Customer Experience: Bedrock of Retail Forever

By Eric Wilson, Chief Customer Officer, Movista 

In 1825, the first department store sprouts from the sidewalks of New York City. For the first time, shoppers can choose from a wide selection of consumer goods in a single store location.


31 years later, a Chicago department store offers in-store escalators and interactive displays to their customers. Shopping becomes a recreational activity instead of a chore.


In 1876, another Chicago department store distributes complementary mail-order catalogs to homes. Now, everyone can purchase the same goods no matter where they live.


Fast-forward to 1916 and the first self-service grocery store opens its doors to shoppers, ushering in a novel independent shopping experience.


Discount-driven chain stores arrive in 1920, followed closely by large-selection supermarkets in 1930. Then come the communal shopping centers of the suburban ‘50s and big-box retailers of the revolutionary ‘70s. Near the turn of the 21st century, computers open the floodgates to a burgeoning digital world that (among other things) makes out-of-store shopping more convenient than ever.


And now here we are today, standing in front of the ajar door of 2023, tilting our heads to the side and guessing what the next big thing will be while we catch our breath from the past 200 years of dizzying evolution. E-commerce and physical retail have morphed together. Stores now double as online fulfillment centers. Artificial intelligence is finally gaining traction. And on top of all this, retailers are still dodging the downstream debris of an injured supply chain and restless workforce while they brace themselves for a high-cresting wave of inflation.

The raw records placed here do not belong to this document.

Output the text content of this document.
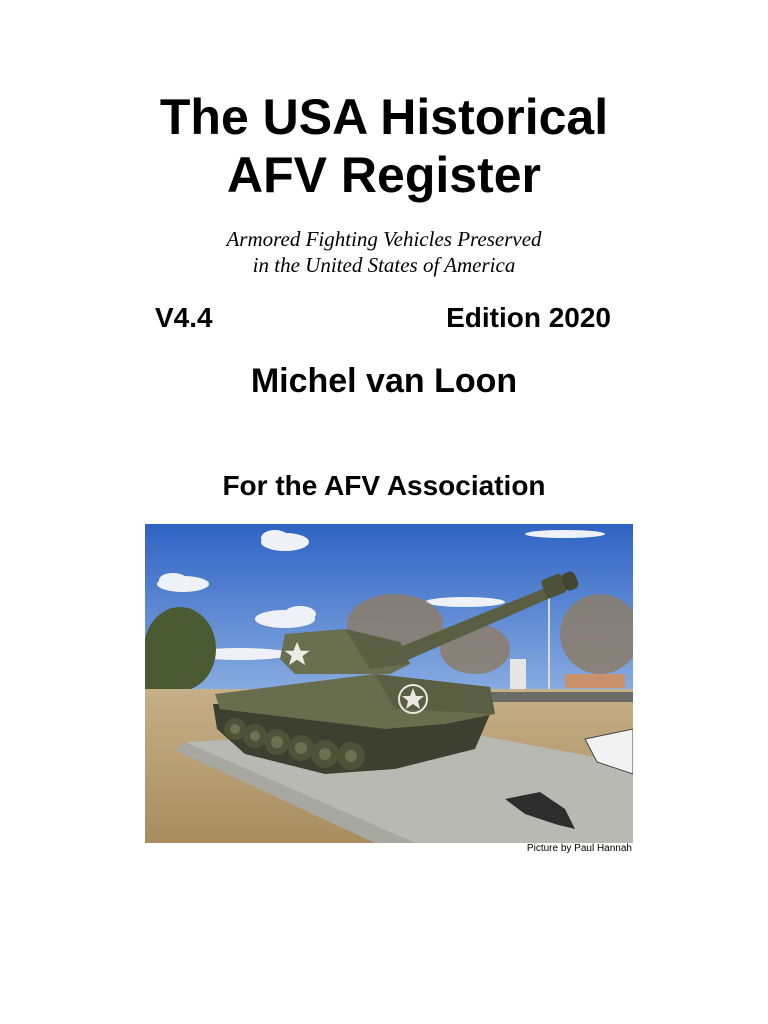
The USA Historical
AFV Register
Armored Fighting Vehicles Preserved
in the United States of America
V4.4	Edition 2020
Michel van Loon
For the AFV Association
Picture by Paul Hannah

Every meaningful development in retail’s history: large selection, interactive displays, mail-order catalogs, self-service, low prices, online shopping...they all lead back to the simple goal of giving shoppers a great experience.

This is the current state of retail, the present moment in a long and eventful timeline. And now retailers must decide their next step. Should they lean onto artificial intelligence? Go all-in on private label? Maybe set up shop in the metaverse? What is the next big thing that will forever alter retail’s trajectory? The answer, ironically, hides in the past.

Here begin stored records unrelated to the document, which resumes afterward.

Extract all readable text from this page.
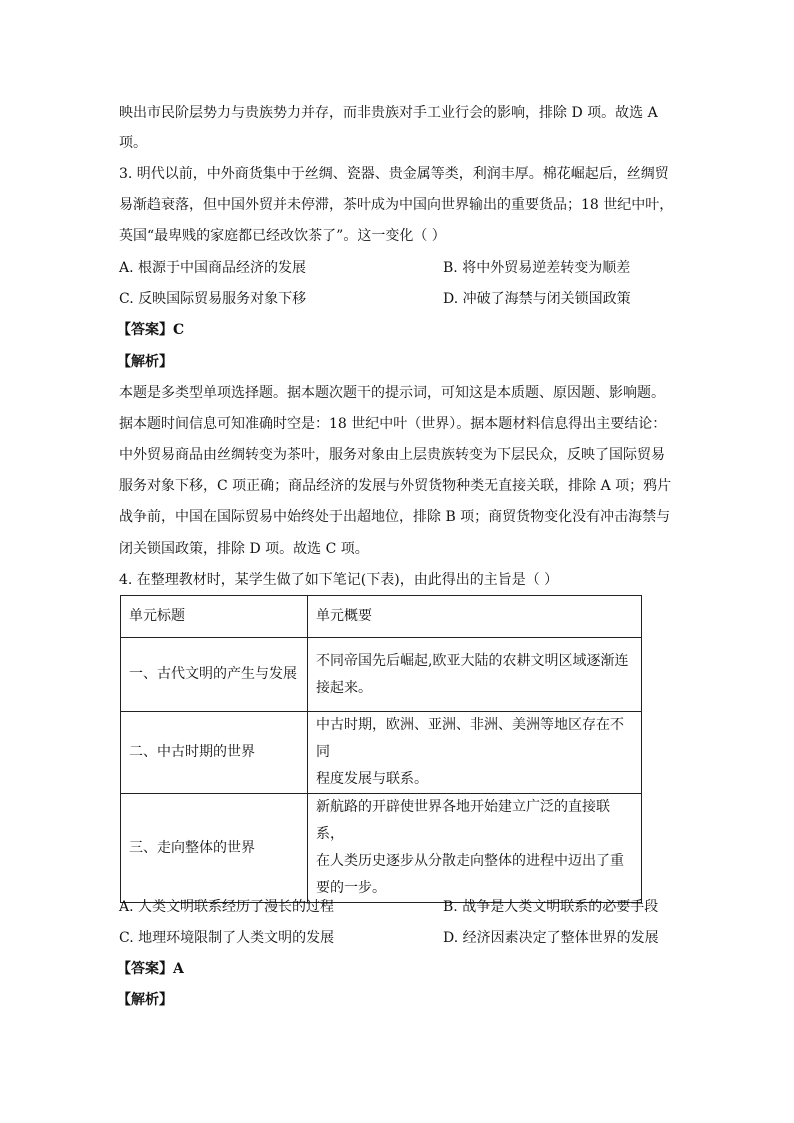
映出市民阶层势力与贵族势力并存，而非贵族对手工业行会的影响，排除 D 项。故选 A
项。
3. 明代以前，中外商货集中于丝绸、瓷器、贵金属等类，利润丰厚。棉花崛起后，丝绸贸
易渐趋衰落，但中国外贸并未停滞，茶叶成为中国向世界输出的重要货品；18 世纪中叶，
英国“最卑贱的家庭都已经改饮茶了”。这一变化（ ）
A. 根源于中国商品经济的发展	B. 将中外贸易逆差转变为顺差
C. 反映国际贸易服务对象下移	D. 冲破了海禁与闭关锁国政策
【答案】C
【解析】
本题是多类型单项选择题。据本题次题干的提示词，可知这是本质题、原因题、影响题。
据本题时间信息可知准确时空是：18 世纪中叶（世界）。据本题材料信息得出主要结论：
中外贸易商品由丝绸转变为茶叶，服务对象由上层贵族转变为下层民众，反映了国际贸易
服务对象下移，C 项正确；商品经济的发展与外贸货物种类无直接关联，排除 A 项；鸦片
战争前，中国在国际贸易中始终处于出超地位，排除 B 项；商贸货物变化没有冲击海禁与
闭关锁国政策，排除 D 项。故选 C 项。
4. 在整理教材时，某学生做了如下笔记(下表)，由此得出的主旨是（ ）
单元标题	单元概要
一、古代文明的产生与发展	不同帝国先后崛起,欧亚大陆的农耕文明区域逐渐连
接起来。
二、中古时期的世界	中古时期，欧洲、亚洲、非洲、美洲等地区存在不同
程度发展与联系。
三、走向整体的世界	新航路的开辟使世界各地开始建立广泛的直接联系，
在人类历史逐步从分散走向整体的进程中迈出了重
要的一步。
A. 人类文明联系经历了漫长的过程	B. 战争是人类文明联系的必要手段
C. 地理环境限制了人类文明的发展	D. 经济因素决定了整体世界的发展
【答案】A
【解析】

Since 1825, and probably long before, retailers have surfed the unpredictable waves of technological disruption, economic hardship, and cultural change by pointing their ships in the direction of a single trusty lighthouse: customer experience. Every meaningful development in retail’s history can be traced to it: large selection, interactive displays, mail-order catalogs, self-service, low prices, online shopping... they all lead back to the simple goal of giving shoppers a great experience.


So, the real question is not “what is the next big thing?” but “how do we create even better shopper experiences?” There are manypotential answers to this question—checkout-free stores, home delivery, immersive shopping experiences, and so on—but there is also a surefire solution, something that retailers often overlook but which yields immediate improvements to in-store experience: shelf execution.


Shoppers place on-shelf availability among their top three reasons for choosing a store, yet according to the IHL Group, in 2022 North American retailers lost $349 billion in sales due to inventory distortion. Can supply chain issues and poor inventory forecasting be wholly to blame? Not quite. Grocery Manufacturers of America found that 70-90% of out-of-stocks can be attributed to poor shelf replenishment practices (or, as we like to say, poor execution).


Many store teams still rely on underwhelming tech solutions which lack the capabilities needed to maintain perfect shelves in today’s fast-paced store environment (capabilities such as automated shelf tasking, real-time item management, and vendor visibility/collaboration). Disparate systems, cluttered clipboards, and clumsy software are too slow for teams who maintain shelf quality day after day; they need a toolset, with plenty of time-saving automations and collaboration-friendly visibility that addresses all three stages of shelf execution: orchestration, execution, and evaluation.


If you want to create better experiences for your in-store shoppers, start by improving your shelves. And the only way to do that, at this present moment in retail’s history, is to empower your teams with sufficient technology, retail execution technology.